Ahmet Hamdi Tanpınar’ın Saatleri Ayarlama Enstitüsü Kitabında Geçen Özlü Sözler

 

Ahmet Hamdi Tanpınar’ın Saatleri Ayarlama  Enstitüsü Kitabında Geçen  Özlü Sözler

 

Ahmet Hamdi Tanpınar’ın Saatleri Ayarlama  Enstitüsü  kitabında Türkiye'nin modernizme geçiş sürecinin ve bu süreçte yaşanan toplumsal sorunların anlatıldığı bir eserdir. Romanda iki uygarlık arasında bocalayan toplumun hatalı tutumları ve davranışları alaycı bir şekilde eleştirilmektedir.


Kitapta geçen özlü sözler şunlardır:

“İnsanoğlu insanoğlunun cehennemidir. Bizi öldürecek belki yüzlerce hastalık, yüzlerce vaziyet vardır. Fakat başkasının yerini hiçbiri alamaz.”

“İnsanların saadet anlayışları da gariptir. Kitaplara bakarsanız, kendilerini dinlerseniz , insanoğlunun esas vasfı akıldır. Onun sayesinde diğer hayvanlardan ayrılırlar. Beylik sözüyle, hayata hükmederler. Fakat kendi hayatlarına teker teker bakarsanız bu yapıcı unsurun zerre kadar müdahalesini göremezsiniz.”

“Hayat denen bir şey vardı. Paralı parasız insanlar yaşıyorlardı. Kızıyorlar, gülüyorlar, ağlıyorlar, alakadar oluyorlar, seviyorlar, ıstırap çekiyorlar fakat yaşıyorlardı."

"Fakir düşmüş bir ailede doğdum. Buna rağmen çocukluğum epeyce mesut geçti. Fakirlik, içimizde etrafımızda ahenk bulunmak şartıyla -ve şüphesiz muayyen bir derecesinde- zannedildiği kadar korkunç ve tahammülsüz bir şey değildir. Onun da kendine göre imtiyazları vardır. Benim çocukluğumun belli başlı imtiyazı hürriyetti."


“Her insan ne kadar müspet yaratılışta olursa olsun ölümden sonra tekrar dirilmeyi düşünür, özler. Bu hayat dediğimiz mihmetler silsilesin çok ileri zamana, müpheme atılmış bir mükafatı gibidir.
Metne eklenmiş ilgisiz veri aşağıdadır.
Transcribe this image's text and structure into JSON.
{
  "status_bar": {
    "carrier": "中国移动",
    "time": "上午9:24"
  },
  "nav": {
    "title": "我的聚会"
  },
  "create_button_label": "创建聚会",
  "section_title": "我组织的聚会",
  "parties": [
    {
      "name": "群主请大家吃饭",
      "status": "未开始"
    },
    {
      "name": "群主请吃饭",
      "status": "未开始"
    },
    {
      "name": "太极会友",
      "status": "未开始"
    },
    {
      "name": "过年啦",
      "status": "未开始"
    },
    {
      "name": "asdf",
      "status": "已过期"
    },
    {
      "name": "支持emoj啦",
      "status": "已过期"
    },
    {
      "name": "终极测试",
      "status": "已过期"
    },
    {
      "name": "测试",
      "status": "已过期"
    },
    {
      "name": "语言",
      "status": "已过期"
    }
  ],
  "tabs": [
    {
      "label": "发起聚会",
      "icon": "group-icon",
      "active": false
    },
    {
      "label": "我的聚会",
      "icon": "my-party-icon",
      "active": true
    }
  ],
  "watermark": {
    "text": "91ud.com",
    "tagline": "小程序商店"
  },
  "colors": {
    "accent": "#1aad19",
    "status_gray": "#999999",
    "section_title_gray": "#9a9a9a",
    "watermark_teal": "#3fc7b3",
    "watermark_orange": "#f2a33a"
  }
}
En müsait ve daima kazanacak kağıtlarda oynanan bir oyun gibi, yeniden adeta baştan aşağı beğenmek, inkar ermek, değiştiğinden dolaylı sevinmek için kalmışa benzeyen küçük bir mazi şuurundan başka her şeyi, her tarafı değişmek, güzelleşmek şartıyla tekrar yaşamaya başlamak insanlığın elbette vazgeçemeyeceği bir hülyadır.”

“Eski bir şapkadan ve ayakkabıdan sahibinin bütün huyunu, alışkanlıklarını, hayatındaki aksaklıkları, hatta ıstıraplarının çeşidini görmek mümkündür.”

“İnsan insana, hangi derdini anlatabilir? Yıldızlar birbiriyle konuşabilir, insan insanla konuşamaz.”

“İyiliklerde kötülükler gibidirler beraber gelirler.”

“Bazen düşünürüm, ne kadar garip mahluklarız? Hepimiz ömrümüzün kısalığından şikayet ederiz; fakat gün denen şeyi bir an evvel ve farkına varmadan harcamak için neler yapmayız ?”

“Benim çocukluğumun belli başlı imtiyazı hürriyetti../ Bu kelimeyi bugün sadece siyasî manasında kullanıyoruz. Ne yazık ki!  Politikadaki hürriyet, bir yığın hürriyetsizliğin anahtarı veya ardına kadar açık duran kapısıdır.”


“Ben aşktan daima kaçtım. Hiç sevmedim. Belki bir eksiğim oldu. Fakat rahatım. Aşkın kötü tarafı insanlara verdiği zevki eninde sonunda ödetmesidir. Şu veya bu şekilde... Fakat daima ödersiniz... Hiçbir şey olmasa, bir insanın hayatına lüzumundan fazla girersiniz ki bundan daha korkunç bir şey olamaz...”

“Ona göre işlemeyen, kırılmış, bozulmuş bir saat hastalanmış bir insana benzerdi. Tabiatında mazurdu. Fakat ayarsız bir saatin hiçbir mazereti yoktu. O bir içtimaî cürüm, korkunç bir günahtı. İnsanları iğfal etmek, onlara vakitlerini israf ettirmek suretiyle hak yolundan ayırmak için şeytanın başvurduğu çarelerden biri de Nuri Efendi'ye göre, şüphesiz ayarsız saatlerdi.”